Sheridan's directorial debut concerns a government animal trapper named Cory Lambert (Jeremy Renner), who lives in the rugged and wintry mountains of Wyoming. He was once happily married to a Native American woman and had two kids but now nurses a private pain due to a family tragedy — a tragedy that impels him to investigate the death of a young Native American woman on nearby reservation land.

Far from a simple procedural, however, "Wind River" ups the cultural stakes when a Florida-born FBI agent (Elizabeth Olsen) flies in to help solve the case, bringing the investigation into conflict with the closed Native American community. As with Sheridan's previous work, the setting plays a key role; after the dusty-plained Texas of his earlier work, “Wind River” centers on an unforgiving-but-resplendent snow, shot so strikingly that just looking it can practically give you frostbite.

The character details are equally clarified. Whether it’s Lambert's tortured soul or the wary Native Americans, the people of "Wind River" are textured and lived-in, with quirks and flaws.

"I like writing love poems to these places," Sheridan said. "But as someone who tries to be a naturalistic storyteller, my love poems do point out the warts."

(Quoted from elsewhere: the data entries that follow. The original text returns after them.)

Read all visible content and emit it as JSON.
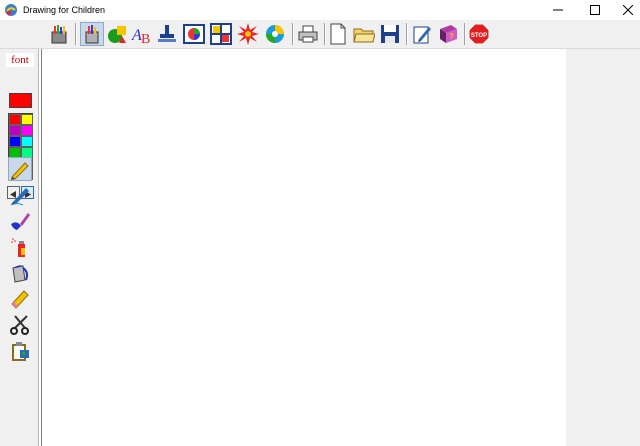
{
  "window": {
    "title": "Drawing for Children",
    "controls": {
      "minimize": "minimize",
      "maximize": "maximize",
      "close": "close"
    }
  },
  "toolbar": {
    "buttons": [
      {
        "name": "bucket-of-tools",
        "icon": "tools-bucket-icon"
      },
      {
        "name": "paint-pot",
        "icon": "paint-pot-icon",
        "pressed": true
      },
      {
        "name": "shapes",
        "icon": "shapes-icon"
      },
      {
        "name": "text",
        "icon": "text-ab-icon"
      },
      {
        "name": "stamp",
        "icon": "stamp-icon"
      },
      {
        "name": "picture-frame",
        "icon": "picture-icon"
      },
      {
        "name": "grid",
        "icon": "grid-icon"
      },
      {
        "name": "burst",
        "icon": "burst-icon"
      },
      {
        "name": "spiral",
        "icon": "spiral-icon"
      },
      {
        "name": "print",
        "icon": "printer-icon"
      },
      {
        "name": "new",
        "icon": "new-page-icon"
      },
      {
        "name": "open",
        "icon": "folder-icon"
      },
      {
        "name": "save",
        "icon": "floppy-icon"
      },
      {
        "name": "edit",
        "icon": "edit-icon"
      },
      {
        "name": "help-book",
        "icon": "help-book-icon"
      },
      {
        "name": "stop",
        "icon": "stop-sign-icon"
      }
    ],
    "stop_label": "STOP"
  },
  "left": {
    "font_label": "font",
    "current_color": "#ff0000",
    "palette": [
      "#ff0000",
      "#ffff00",
      "#c000c0",
      "#ff00ff",
      "#0000ff",
      "#00ffff",
      "#00c000",
      "#00ff80",
      "#008000",
      "#c0ff00",
      "#c0c0c0",
      "#000000"
    ],
    "tools": [
      {
        "name": "pencil",
        "icon": "pencil-icon",
        "selected": true
      },
      {
        "name": "pen",
        "icon": "pen-icon"
      },
      {
        "name": "brush",
        "icon": "brush-icon"
      },
      {
        "name": "spray",
        "icon": "spray-can-icon"
      },
      {
        "name": "fill",
        "icon": "fill-bucket-icon"
      },
      {
        "name": "eraser",
        "icon": "eraser-icon"
      },
      {
        "name": "scissors",
        "icon": "scissors-icon"
      },
      {
        "name": "clipboard",
        "icon": "clipboard-icon"
      }
    ]
  }
}
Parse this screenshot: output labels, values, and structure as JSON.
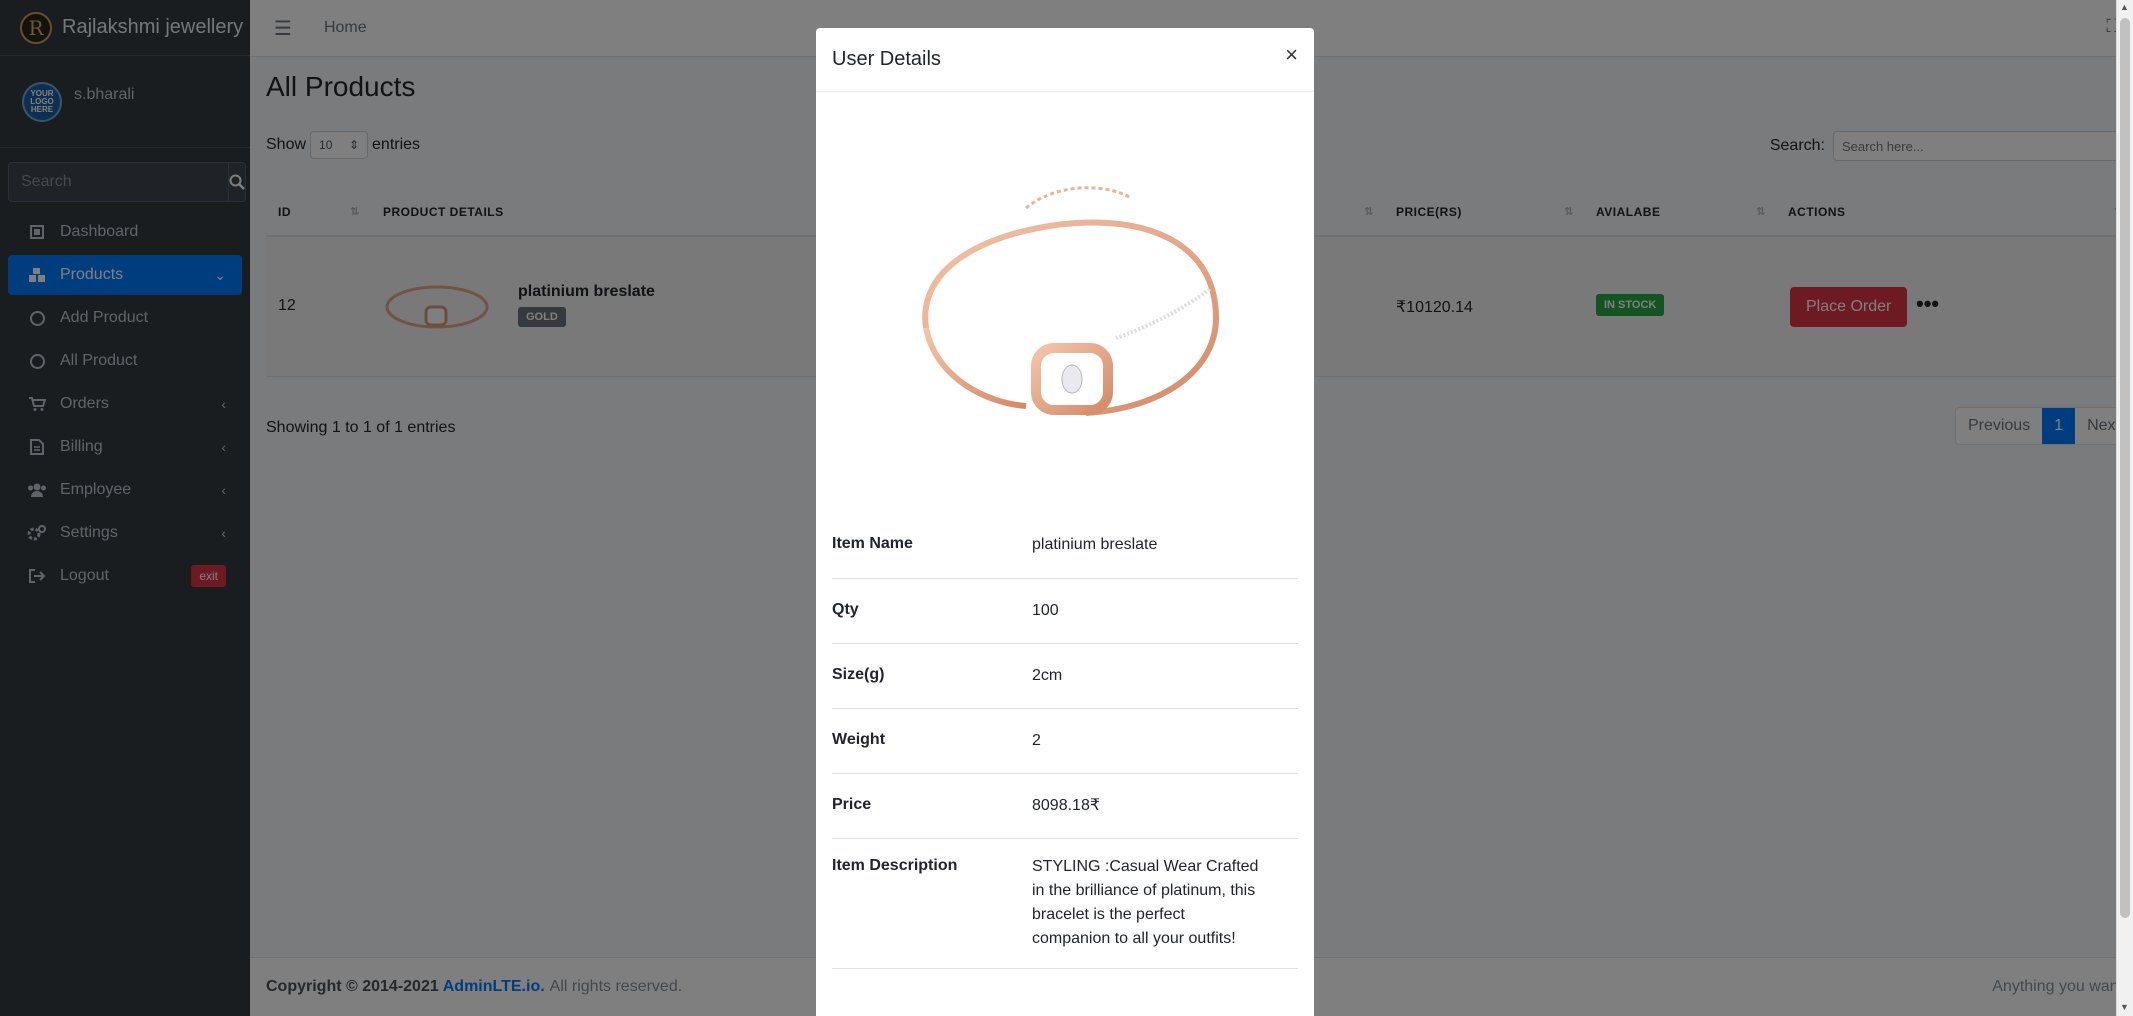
{
  "brand": {
    "logo_letter": "R",
    "name": "Rajlakshmi jewellery"
  },
  "user": {
    "name": "s.bharali",
    "avatar_text": "YOUR LOGO HERE"
  },
  "sidebar": {
    "search_placeholder": "Search",
    "items": [
      {
        "label": "Dashboard"
      },
      {
        "label": "Products"
      },
      {
        "label": "Add Product"
      },
      {
        "label": "All Product"
      },
      {
        "label": "Orders"
      },
      {
        "label": "Billing"
      },
      {
        "label": "Employee"
      },
      {
        "label": "Settings"
      },
      {
        "label": "Logout",
        "badge": "exit"
      }
    ]
  },
  "topbar": {
    "home": "Home"
  },
  "page": {
    "title": "All Products",
    "show": "Show",
    "entries_value": "10",
    "entries": "entries",
    "search_label": "Search:",
    "search_placeholder": "Search here...",
    "columns": [
      "ID",
      "PRODUCT DETAILS",
      "PRICE(RS)",
      "AVIALABE",
      "ACTIONS"
    ],
    "row": {
      "id": "12",
      "name": "platinium breslate",
      "badge": "GOLD",
      "price": "₹10120.14",
      "stock": "IN STOCK",
      "action": "Place Order",
      "more": "•••"
    },
    "showing": "Showing 1 to 1 of 1 entries",
    "pager": {
      "prev": "Previous",
      "current": "1",
      "next": "Next"
    }
  },
  "footer": {
    "copyright": "Copyright © 2014-2021",
    "link": "AdminLTE.io.",
    "rights": "All rights reserved.",
    "right_text": "Anything you want"
  },
  "modal": {
    "title": "User Details",
    "close": "×",
    "details": [
      {
        "key": "Item Name",
        "value": "platinium breslate"
      },
      {
        "key": "Qty",
        "value": "100"
      },
      {
        "key": "Size(g)",
        "value": "2cm"
      },
      {
        "key": "Weight",
        "value": "2"
      },
      {
        "key": "Price",
        "value": "8098.18₹"
      },
      {
        "key": "Item Description",
        "value": "STYLING :Casual Wear Crafted in the brilliance of platinum, this bracelet is the perfect companion to all your outfits!"
      }
    ]
  },
  "colors": {
    "primary": "#007bff",
    "danger": "#dc3545",
    "success": "#28a745",
    "sidebar": "#343a40"
  }
}
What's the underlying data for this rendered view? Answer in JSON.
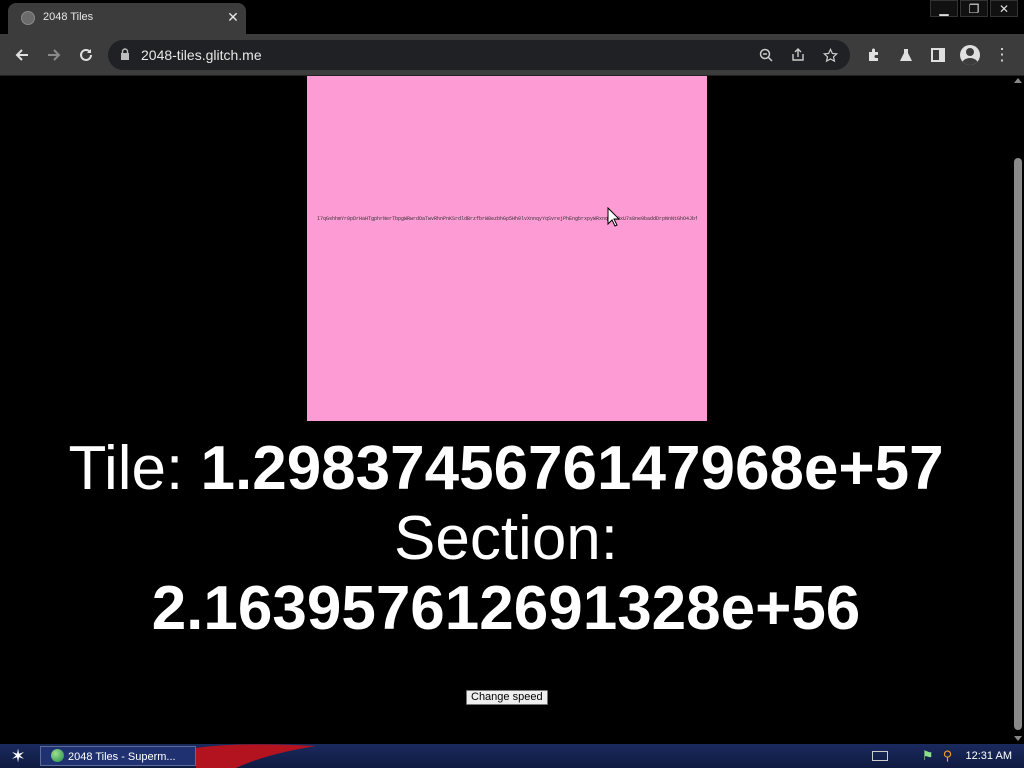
{
  "browser": {
    "tab_title": "2048 Tiles",
    "url": "2048-tiles.glitch.me"
  },
  "page": {
    "tile_text": "I7qGshhmYr0pDrHaHTgphrNerTbpgWRwrdOaTwvRhnPnKSrdldBrzfbrW8ezbhGp5Hh0lvXnnqyYqSvrejPhEngbrxpyWRxnqyTwOxU7s8ne9baddDrpNnNtGhO4JbfwMVWOt",
    "tile_color": "#fd9bd5",
    "tile_label": "Tile:",
    "tile_value": "1.2983745676147968e+57",
    "section_label": "Section:",
    "section_value": "2.163957612691328e+56",
    "speed_button": "Change speed"
  },
  "taskbar": {
    "task_label": "2048 Tiles - Superm...",
    "clock": "12:31 AM"
  },
  "icons": [
    "back-icon",
    "forward-icon",
    "reload-icon",
    "lock-icon",
    "zoom-icon",
    "share-icon",
    "bookmark-star-icon",
    "extensions-icon",
    "labs-icon",
    "side-panel-icon",
    "profile-icon",
    "menu-icon"
  ]
}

The filmmaker spent much of his adolescence in Wyoming after his parents divorced; the movie is informed by his time there. In fact, Sheridan (TV fans will recall him as David Hale from "Sons of Anarchy") moved back to the region four years ago, leaving Los Angeles with his wife around the time his child was born. He now splits his time between Wyoming and the Park City, Utah, area, living a life of writerly isolation. ("I don't even know what a siren is anymore. If I hear a one, I can call and ask, 'Uh oh, what happened to Bob?’”)

He also spent part of his 20s on a reservation, finding the simplicity as appealing as he did the social challenges distressing. He believes reservations to be a natural spot for a story about an unsolved assault, in part because of the skepticism with which Native American leaders regard white America, in part because they’re in places with little media or means of communication.

That remoteness was no production deterrent, however. Sheridan and his cinematographer, Ben Richardson, undertook some serious challenges shooting in Wyoming and northern Utah — not least of which was getting camera rigs in places only snowmobiles tread. (He used a lot of handhelds.)

They also had to contend with erratic snow patterns. The film needed snow, and it's too expensive on an indie budget to manufacture or CG any of it in. That could seriously throw off his filming, so Sheridan designed an entire alternate shoot schedule that would allow him to shift his plan with the weather.

Sheridan, who cites Clint Eastwood and Michael Mann as influences for what he calls “naturalistic genre films,” says he thinks the modern way has actually been paved by another medium.

"Television is responsible for allowing these kinds of movies — whether you take ‘Breaking Bad’ or ‘The Sopranos" or any of the others, they were all trying to say something about the genre they live in."

Sheridan added, however, that the wide-screen format was critical for his style — and, equally important, for the empathy he wanted to create.

"I think film cannot only teleport you to places you don't know, but it can help you see people you thought were one way and in fact are another,” he said. “They can allow us to examine ourselves.”